The GFC changed us as a generation – adventures in labour market slack

Alphachat (great podcast btw) had a recent episode on Labor market slack that raised some intriguing questions. The central question is how to define slack, what is the right metric. The end result was that slack means different things to different people – but there is one thread that I’d like to explore more.

Let’s start with the concept of NAIRU (non-accelerating inflation rate of unemployment). Wikipedia defines it as “NAIRU refers to a level of unemployment below which inflation rises”. Central Bank Monetary policy is always and forever worried about inflation. The expected cycle is that as unemployment falls, wages will rise as supply of workers is constrained – less supply, more depends, prices i.e wages have to rise. When wages rise, input costs for producers rise which they will pass on the end consumers. Thus the general price level of the economy will rise hence leading to inflation.

So, when does this cycle kick in, at what level of unemployment rate? Does it only kick in at zero unemployment? Is such a thing possible? A common hypothesis is that there is a “Natural rate” of unemployment, we can never achieve zero unemployment – as there are people between jobs, people on disability benefits, children, retirees, stay at home moms and discouraged workers (tried looking for a job didn’t get any – now just don’t want to look anymore). At any given point in time, the entire population of a country cannot all have a job.  With this context, NAIRU can also be thought of as the natural rate of unemployment that exists in the economy – as we can never be at zero unemployment.

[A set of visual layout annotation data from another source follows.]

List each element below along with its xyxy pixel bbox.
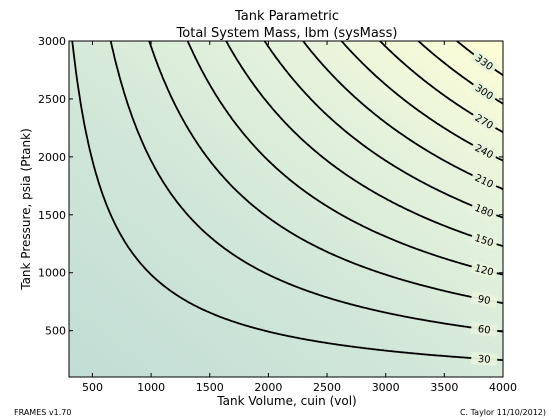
contour-label-bg [470, 291, 499, 308]
contour-label-bg [470, 321, 498, 337]
contour-line [225, 41, 503, 247]
y-tick-label: 500 [45, 325, 66, 338]
y-tick-label: 1500 [38, 209, 66, 222]
x-axis: 500 1000 1500 2000 2500 3000 3500 4000 [82, 41, 517, 394]
y-axis-label: Tank Pressure, psia (Ptank) [19, 128, 33, 291]
x-tick-label: 500 [82, 381, 103, 394]
contour-label-bg [469, 169, 499, 192]
contour-label: 60 [477, 324, 491, 337]
contour-label-bg [470, 79, 499, 104]
y-tick-label: 3000 [38, 35, 66, 48]
y-tick-label: 2500 [38, 93, 66, 106]
plot-frame [68, 40, 504, 378]
chart-title: Tank Parametric [234, 9, 339, 24]
contour-line [109, 41, 503, 333]
contour-label: 30 [477, 354, 490, 366]
x-tick-label: 3500 [430, 381, 458, 394]
x-tick-label: 1000 [137, 381, 165, 394]
contour-line [378, 41, 503, 133]
contour-label-bg [470, 260, 499, 280]
chart-subtitle: Total System Mass, lbm (sysMass) [176, 26, 398, 41]
y-axis: 500 1000 1500 2000 2500 3000 [38, 35, 503, 338]
y-tick-label: 2000 [38, 151, 66, 164]
contour-line [340, 41, 503, 162]
y-tick-label: 1000 [38, 267, 66, 280]
contour-label-bg [470, 352, 498, 366]
contour-label-bg [469, 139, 499, 163]
contour-label: 120 [473, 263, 494, 279]
contour-label-bg [469, 200, 499, 221]
x-tick-label: 2000 [254, 381, 282, 394]
footer-version: FRAMES v1.70 [14, 408, 72, 417]
x-tick-label: 2500 [313, 381, 341, 394]
contour-label-bg [469, 109, 499, 134]
contour-line [71, 41, 503, 361]
contour-line [263, 41, 503, 219]
x-tick-label: 1500 [196, 381, 224, 394]
x-tick-label: 3000 [372, 381, 400, 394]
x-tick-label: 4000 [489, 381, 517, 394]
contour-line [301, 41, 503, 191]
x-axis-label: Tank Volume, cuin (vol) [216, 394, 356, 408]
contour-label-bg [470, 230, 499, 250]
contour-line [148, 41, 503, 304]
contour-label: 90 [477, 294, 492, 307]
footer-author: C. Taylor 11/10/2012) [459, 408, 546, 417]
contour-line [186, 41, 503, 276]
contour-label-bg [470, 49, 499, 75]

Imagine now a scenario that the NAIRU estimate is 5% and the unemployment rate starts trending down to about 4% – does the wage increase happen automatically? Ie does inflationary effect kick in immediately? Well no – and here is where labour market slack comes in. As the labour market gets tight, discouraged workers or workers in transition start getting pulled into the workforce with the same wage level as other workers, in effect wages don’t rise quickly until this slack is exhausted. A good analogy is when you pull on a rope that has slack, it doesn’t immediately pull taut until the slack is exhausted.

Now comes the interesting part, most long-run estimates of NAIRU for the united states before the financial crisis were about 5%. The current US unemployment rate is at 4.1% (was as low as 3.7% last year) – a historic low. Since the GFC we have seen extraordinary central bank quantitative easing and an increase in the money supply – which historically has been the central cause for inflation. Milton’s Friedman’s said it best –  “Inflation is always and everywhere a monetary phenomenon in the sense that it is and can be produced only by a more rapid increase in the quantity of money than in output

So with a massive increase in money supply and historic low unemployment, where is the inflation? This is a conundrum.

One explanation is that there is still large labour market slack in the economy so the NAIRU is actually much lower than 5%. Unemployment can still go lower till we get real wage increases that drive inflation. I have a different thought – I believe that this is purely psychological. While we can feel and relate to a lot of the real effects of the GFC, destruction of wealth, loss of income, houses etc – the effect it has taken on our mental psyche as a society is still being discovered.

The GFC was such a life-altering event for an entire generation that we are now shit scared of that happening again. We are shit scared of losing our primary source of income. As labor, we have seen our bargaining power chipped away bit by bit over the years and we now know that we have no bargaining power. The realization that we are at the total mercy of an employer and have no social security net has hit home.

Guess what, nobody is going to be clamouring for higher wages, you are just happy to have a job. It’s not about slack, it’s about labour giving up.